Description
Built 1884-6 to plans by James Campbell Walker, with later additions. 3-storey, irregular-plan, Scottish Baronial town hall on corner site, with finialled, pedimented dormers, crowstepped gables and prominent, 4-stage, pyramidal-roofed corner tower with finialled, conical-roofed bartizans; two plain, later blocks to left, now internally connected. Yellow sandstone ashlar. Base course; stepped string course forming 2nd-floor cills; continuous 2nd-floor hoodmoulds; stepped string course, clock faces with prominent voussoirs, louvred, pedimented dormers, and louvred vents halfway up roof to each side of upper stage of tower. Weathervane to roof of tower.
PRINCIPAL (HIGH STREET) ELEVATION: 4-bay principal section to right, with 3 steps to recessed door in round-arched architrave to left bay; slightly projecting, tripartite central window at 1st floor with crest above, flanked by bipartite windows with shallow, corbelled, balustraded balconies; canted window at 1st floor of tower to right. Lower, 6-bay extension to left (arranged 3-3), with round-arched openings at ground floor, rectangular windows above, and deep parapet broken by pedimented dormer offset to right.
SIDE (CROSS WYND) ELEVATION: Roughly 8 bays on steeply sloping site, with facade stepping out and up towards rear. Pedimented wallhead dormer to 2nd bay from left; 1st-floor bartizan in re-entrant angle between 2nd and 3rd bays; gabletted dormer with overhanging eaves to 3rd bay; 4 storeys to gabled 5th bay; 4-storey, conical-roofed, circular tower to 7th bay. Irregularly fenestrated to ridge-roofed section to outer right, with crenellated parapet to left.
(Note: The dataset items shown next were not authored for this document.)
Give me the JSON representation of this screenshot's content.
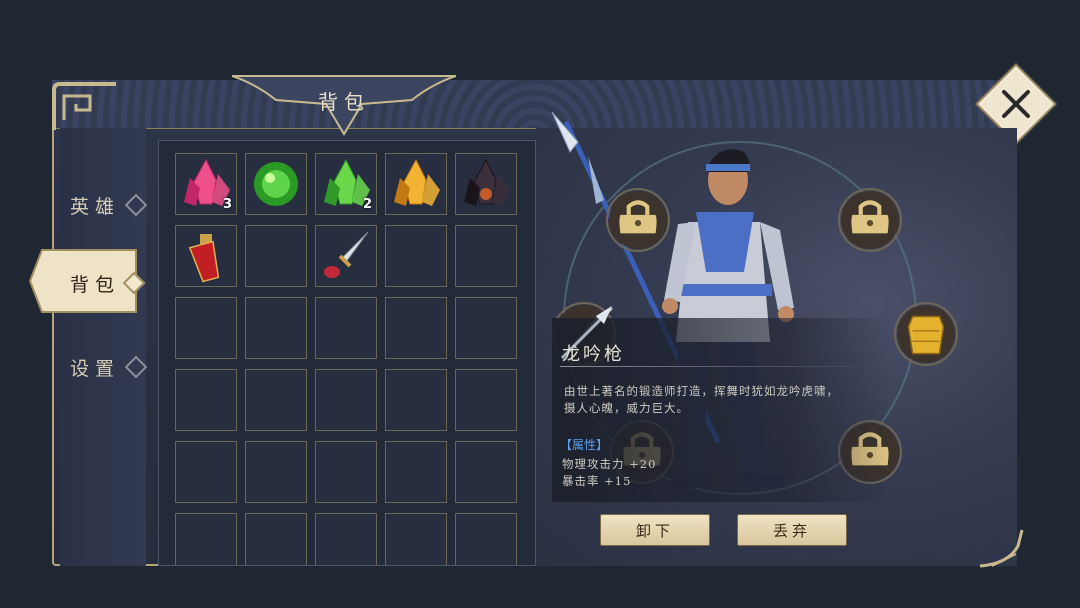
{
  "title": "背包",
  "nav": {
    "items": [
      {
        "label": "英雄",
        "active": false
      },
      {
        "label": "背包",
        "active": true
      },
      {
        "label": "设置",
        "active": false
      }
    ]
  },
  "inventory": {
    "columns": 5,
    "slots": [
      {
        "item": "pink-crystal-icon",
        "count": "3"
      },
      {
        "item": "green-orb-icon",
        "count": ""
      },
      {
        "item": "green-crystal-icon",
        "count": "2"
      },
      {
        "item": "gold-crystal-icon",
        "count": ""
      },
      {
        "item": "dark-crystal-icon",
        "count": ""
      },
      {
        "item": "red-potion-icon",
        "count": ""
      },
      {
        "item": "",
        "count": ""
      },
      {
        "item": "dagger-icon",
        "count": ""
      },
      {
        "item": "",
        "count": ""
      },
      {
        "item": "",
        "count": ""
      }
    ]
  },
  "equipment": {
    "slots": [
      {
        "name": "equip-slot-top-left",
        "icon": "lock-icon"
      },
      {
        "name": "equip-slot-top-right",
        "icon": "lock-icon"
      },
      {
        "name": "equip-slot-mid-left",
        "icon": "spear-icon"
      },
      {
        "name": "equip-slot-mid-right",
        "icon": "armor-icon"
      },
      {
        "name": "equip-slot-bottom-left",
        "icon": "lock-icon"
      },
      {
        "name": "equip-slot-bottom-right",
        "icon": "lock-icon"
      }
    ]
  },
  "item_info": {
    "name": "龙吟枪",
    "description_line1": "由世上著名的锻造师打造，挥舞时犹如龙吟虎啸，",
    "description_line2": "摄人心魄，威力巨大。",
    "attr_title": "【属性】",
    "attr1": "物理攻击力 +20",
    "attr2": "暴击率 +15"
  },
  "buttons": {
    "unequip": "卸下",
    "discard": "丢弃"
  },
  "colors": {
    "gold_trim": "#b5a57e",
    "button_bg": "#e6d8b4",
    "attr_title": "#5aa0f0"
  }
}
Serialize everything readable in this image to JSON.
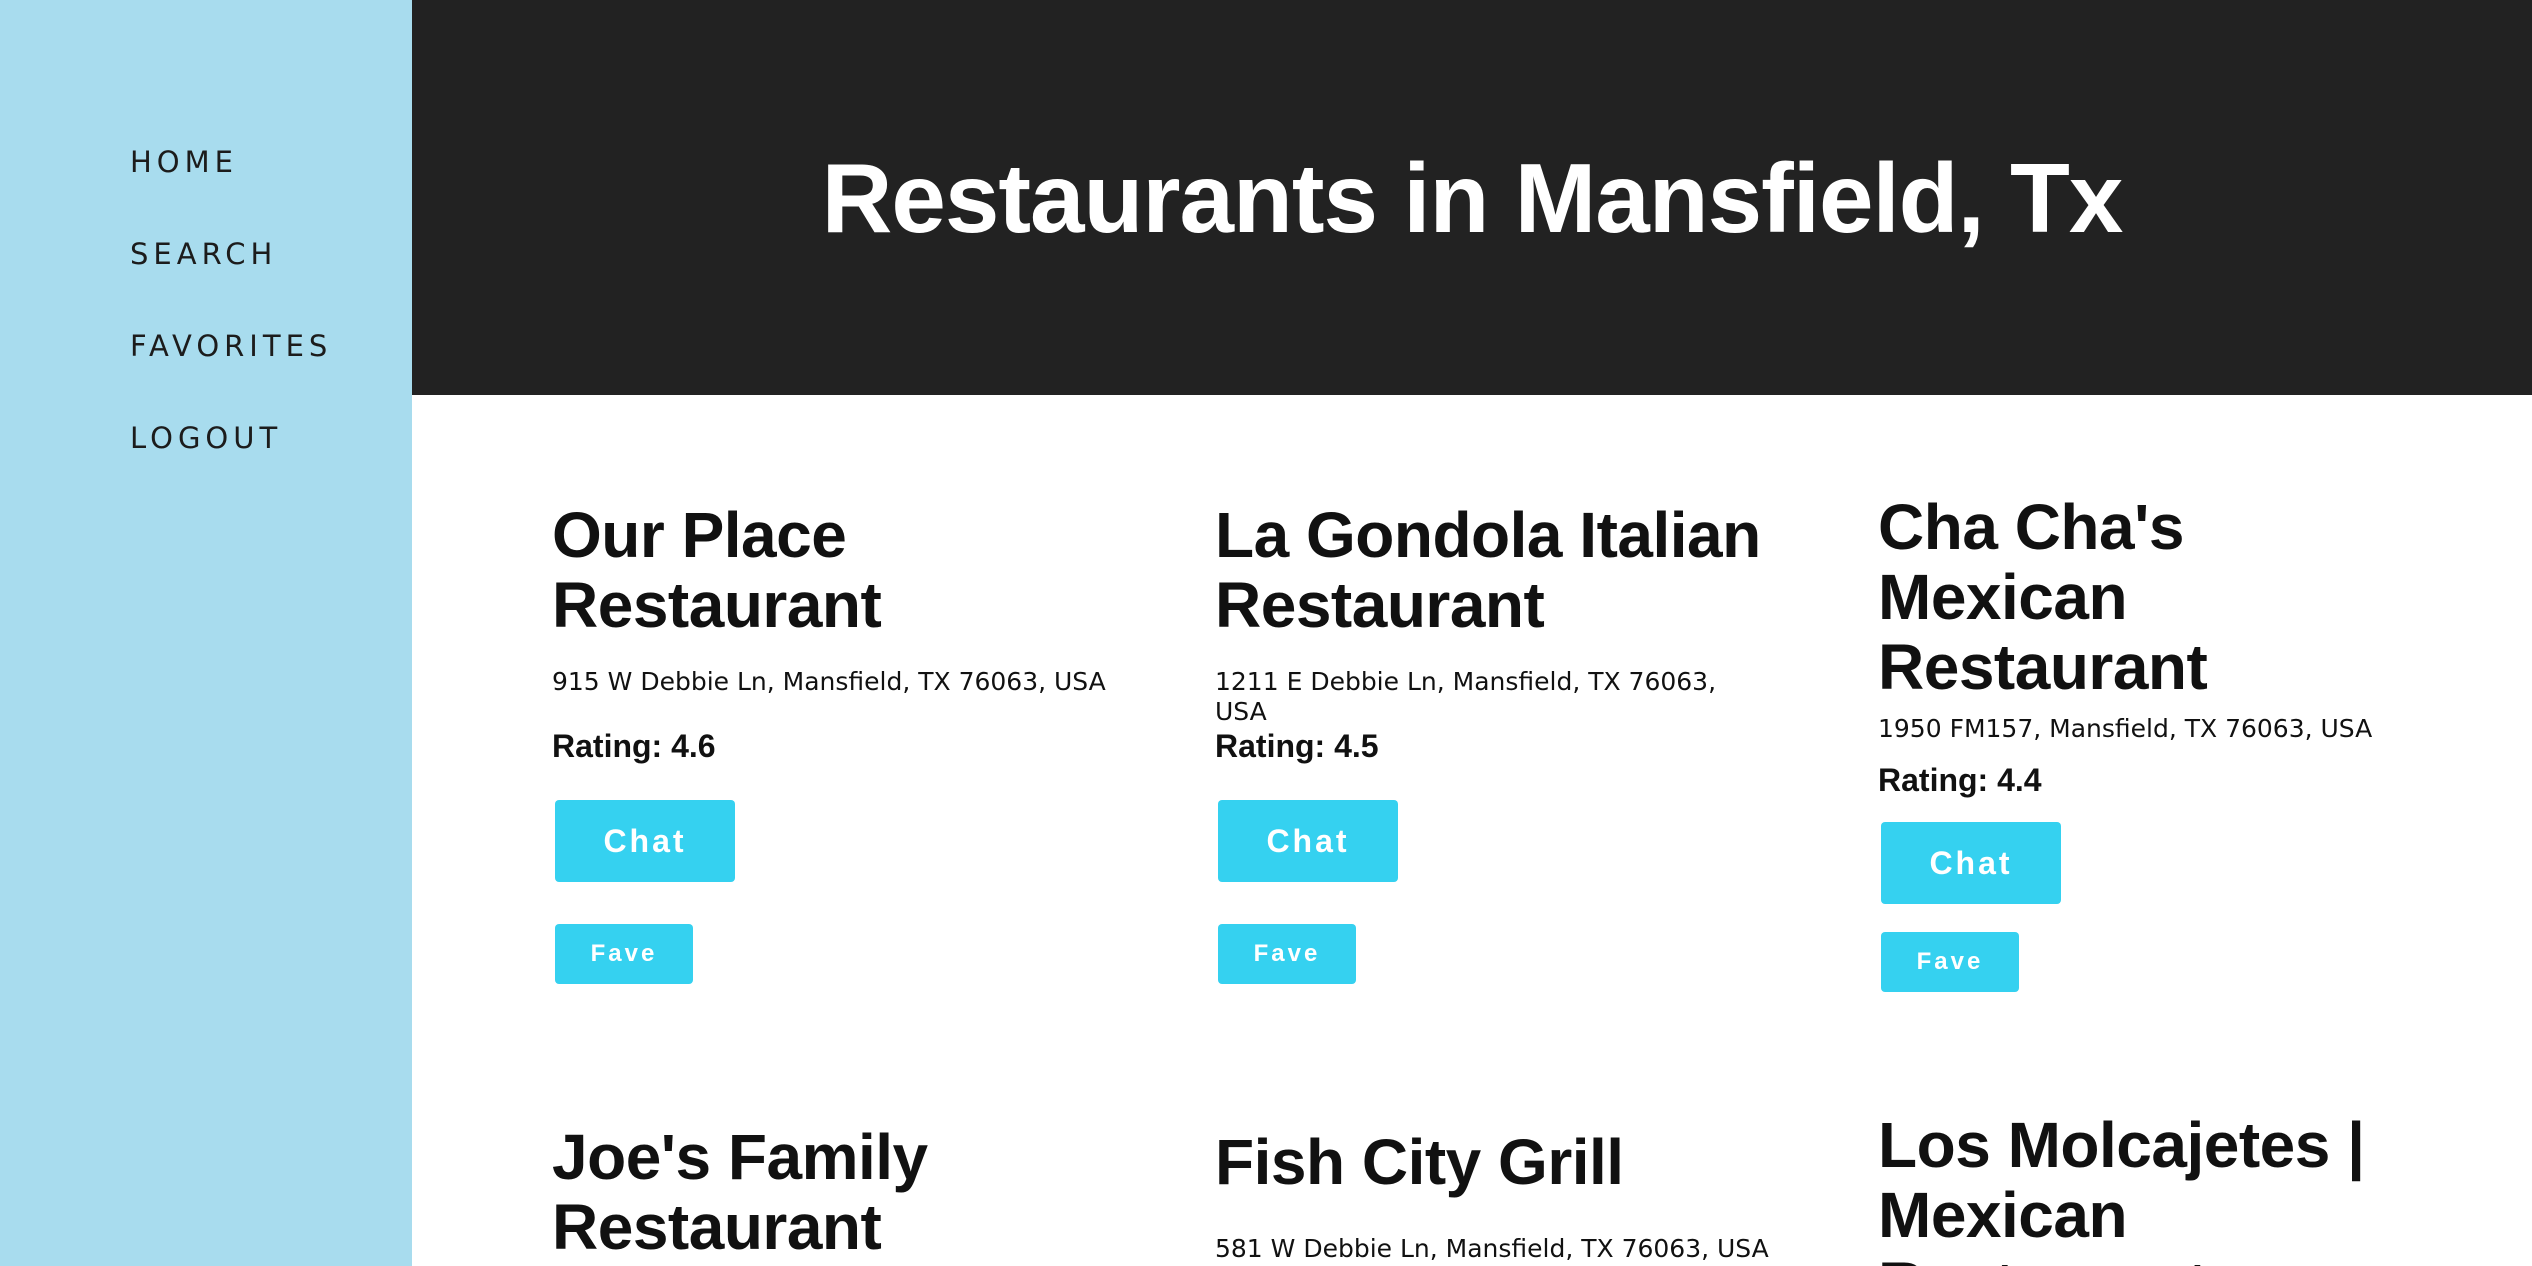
{
  "nav": {
    "home": "HOME",
    "search": "SEARCH",
    "favorites": "FAVORITES",
    "logout": "LOGOUT"
  },
  "header": {
    "title": "Restaurants in Mansfield, Tx"
  },
  "restaurants": [
    {
      "name_line1": "Our Place",
      "name_line2": "Restaurant",
      "address": "915 W Debbie Ln, Mansfield, TX 76063, USA",
      "rating": "Rating: 4.6",
      "chat_label": "Chat",
      "fave_label": "Fave"
    },
    {
      "name_line1": "La Gondola Italian",
      "name_line2": "Restaurant",
      "address": "1211 E Debbie Ln, Mansfield, TX 76063, USA",
      "rating": "Rating: 4.5",
      "chat_label": "Chat",
      "fave_label": "Fave"
    },
    {
      "name_line1": "Cha Cha's",
      "name_line2": "Mexican",
      "name_line3": "Restaurant",
      "address": "1950 FM157, Mansfield, TX 76063, USA",
      "rating": "Rating: 4.4",
      "chat_label": "Chat",
      "fave_label": "Fave"
    },
    {
      "name_line1": "Joe's Family",
      "name_line2": "Restaurant"
    },
    {
      "name_line1": "Fish City Grill",
      "address": "581 W Debbie Ln, Mansfield, TX 76063, USA"
    },
    {
      "name_line1": "Los Molcajetes |",
      "name_line2": "Mexican",
      "name_line3": "Restaurant"
    }
  ]
}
Plate glass and multi-pane glazing in timber sash and case windows. Grey slate roof with metal ridges; fish scale slates to bartizans.
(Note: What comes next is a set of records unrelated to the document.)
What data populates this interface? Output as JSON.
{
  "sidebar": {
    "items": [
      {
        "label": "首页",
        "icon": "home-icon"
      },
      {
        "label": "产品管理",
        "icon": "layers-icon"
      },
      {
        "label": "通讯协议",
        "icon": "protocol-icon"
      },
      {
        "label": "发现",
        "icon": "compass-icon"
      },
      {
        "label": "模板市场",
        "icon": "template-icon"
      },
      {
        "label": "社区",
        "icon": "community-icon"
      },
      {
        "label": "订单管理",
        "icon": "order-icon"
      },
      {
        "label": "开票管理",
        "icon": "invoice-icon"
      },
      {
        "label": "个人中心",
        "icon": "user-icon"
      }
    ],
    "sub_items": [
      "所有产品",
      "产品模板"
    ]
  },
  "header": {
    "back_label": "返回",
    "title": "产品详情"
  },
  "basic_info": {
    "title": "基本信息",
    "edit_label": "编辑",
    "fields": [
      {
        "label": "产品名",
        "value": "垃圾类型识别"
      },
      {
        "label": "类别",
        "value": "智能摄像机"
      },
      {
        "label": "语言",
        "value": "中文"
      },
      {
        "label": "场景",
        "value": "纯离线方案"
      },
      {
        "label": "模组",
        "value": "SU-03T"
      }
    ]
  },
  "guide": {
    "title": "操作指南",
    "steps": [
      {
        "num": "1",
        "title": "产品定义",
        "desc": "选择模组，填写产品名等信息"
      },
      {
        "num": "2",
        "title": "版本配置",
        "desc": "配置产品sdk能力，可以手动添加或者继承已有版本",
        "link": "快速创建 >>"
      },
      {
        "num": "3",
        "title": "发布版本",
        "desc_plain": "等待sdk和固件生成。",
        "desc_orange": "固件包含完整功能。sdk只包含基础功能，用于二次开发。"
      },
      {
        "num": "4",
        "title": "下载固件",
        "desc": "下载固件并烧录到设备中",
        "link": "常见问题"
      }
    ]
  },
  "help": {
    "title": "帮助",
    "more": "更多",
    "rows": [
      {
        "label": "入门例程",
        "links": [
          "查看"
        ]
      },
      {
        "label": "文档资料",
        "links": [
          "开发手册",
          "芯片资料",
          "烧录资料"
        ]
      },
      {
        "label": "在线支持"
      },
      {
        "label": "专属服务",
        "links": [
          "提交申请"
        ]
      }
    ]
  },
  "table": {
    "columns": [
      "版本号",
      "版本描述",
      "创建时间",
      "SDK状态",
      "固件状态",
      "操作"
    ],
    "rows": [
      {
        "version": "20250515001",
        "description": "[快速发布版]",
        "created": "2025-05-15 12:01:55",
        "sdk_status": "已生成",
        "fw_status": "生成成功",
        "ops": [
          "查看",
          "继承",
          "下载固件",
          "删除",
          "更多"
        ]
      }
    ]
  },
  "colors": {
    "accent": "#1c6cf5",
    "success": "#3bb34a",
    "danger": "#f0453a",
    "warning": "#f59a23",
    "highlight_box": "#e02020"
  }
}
INTERIOR: Glazed ceramic wall tiling to entrance lobby. Central stone stair with elaborate, swirling, foliate-patterned, wrought-iron balustrade and polished timber handrail. Various secondary stone stairs, some with simple metal balustrades and timber handrails. Council Chamber with highly ornate timber chimneypiece bearing Hawick coat of arms; matching furniture; timber-beamed ceiling. Former Police Court with panelled detailing to central, ridge-roofed skylight. Galleried principal function room with slender cast-iron columns (see NOTES). 6-panel timber doors and half-glazed, timber-panelled doors with stained glass in principal public areas; 4-panel timber doors in office areas. Some tongue-and-groove panelling to dado height.
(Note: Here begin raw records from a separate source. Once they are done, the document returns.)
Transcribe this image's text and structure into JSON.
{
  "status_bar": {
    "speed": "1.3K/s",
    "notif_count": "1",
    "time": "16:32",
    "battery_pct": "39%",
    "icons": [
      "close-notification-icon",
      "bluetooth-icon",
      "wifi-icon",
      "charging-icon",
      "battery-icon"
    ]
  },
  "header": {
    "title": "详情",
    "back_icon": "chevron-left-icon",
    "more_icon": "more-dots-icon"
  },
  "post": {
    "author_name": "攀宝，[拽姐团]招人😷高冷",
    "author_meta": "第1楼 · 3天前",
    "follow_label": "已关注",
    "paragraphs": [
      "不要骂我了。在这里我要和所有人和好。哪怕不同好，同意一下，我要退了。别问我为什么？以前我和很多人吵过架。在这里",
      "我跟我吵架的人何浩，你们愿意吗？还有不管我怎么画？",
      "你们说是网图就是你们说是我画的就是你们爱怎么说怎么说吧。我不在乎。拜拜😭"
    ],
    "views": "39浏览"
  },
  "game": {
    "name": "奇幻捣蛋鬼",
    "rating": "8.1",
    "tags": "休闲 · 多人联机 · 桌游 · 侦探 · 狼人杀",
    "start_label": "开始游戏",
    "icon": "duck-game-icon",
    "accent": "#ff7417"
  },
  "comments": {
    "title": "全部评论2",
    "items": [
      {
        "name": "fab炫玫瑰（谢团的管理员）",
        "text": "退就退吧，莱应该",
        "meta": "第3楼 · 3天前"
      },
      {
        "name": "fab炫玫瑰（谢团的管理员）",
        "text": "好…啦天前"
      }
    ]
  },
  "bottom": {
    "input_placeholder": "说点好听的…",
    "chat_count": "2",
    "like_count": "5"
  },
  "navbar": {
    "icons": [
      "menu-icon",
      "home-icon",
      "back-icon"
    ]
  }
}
44 HIGH STREET: 3-storey and attic, ridge-roofed tenement and shop, with 9 bays to ground floor, 4 bays above, and 2 canted dormers. Painted, tooled ashlar with raised, painted, polished dressings. Base course; plain fascia; eaves course. Arcaded, plain-pilastered ground floor, with door to 2nd bay from right and pend entrance with rectangular fanlight to outer left. Regular fenestration to upper floors, with raised ashlar margins and projecting cills.
Fixed plate glass to ground floor; 4-pane glazing in timber sash and case windows above. Grey slate roof with metal ridge. Coped sandstone ashlar stack
Statement of Special Interest
An outstanding late-19th-century Scottish Baronial town hall, situated on a prominent corner site at the centre of Hawick's High Street and with a tower that has a commanding presence over the whole town.
James Campbell Walker (1821-88) was an Edinburgh architect who trained in the office of the highly prominent architect William Burn (1789-70) and his successor David Bryce (1803-76), setting up practice on his own account in 1856/7. He won the commission for Hawick Town Hall in a competition of 1883, and his plans were executed by builders John & William Marshall at a cost of £16,000. Like Dunfermline Town Hall - a commission Campbell had secured in a competition of 1875 - Hawick Town Hall is in a Franco-Scottish style which is strongly reminiscent of Bryce's work.
The principal function room has a false ceiling concealing the original plasterwork of the basket-arched roof, which is still visible from the stage. The building originally housed a police station as well as municipal offices; the cells remain along a corridor towards the rear. The lesser function hall was added at the rear in the 1950s or 1960s. List description revised and category changed from B to A following resurvey (2008).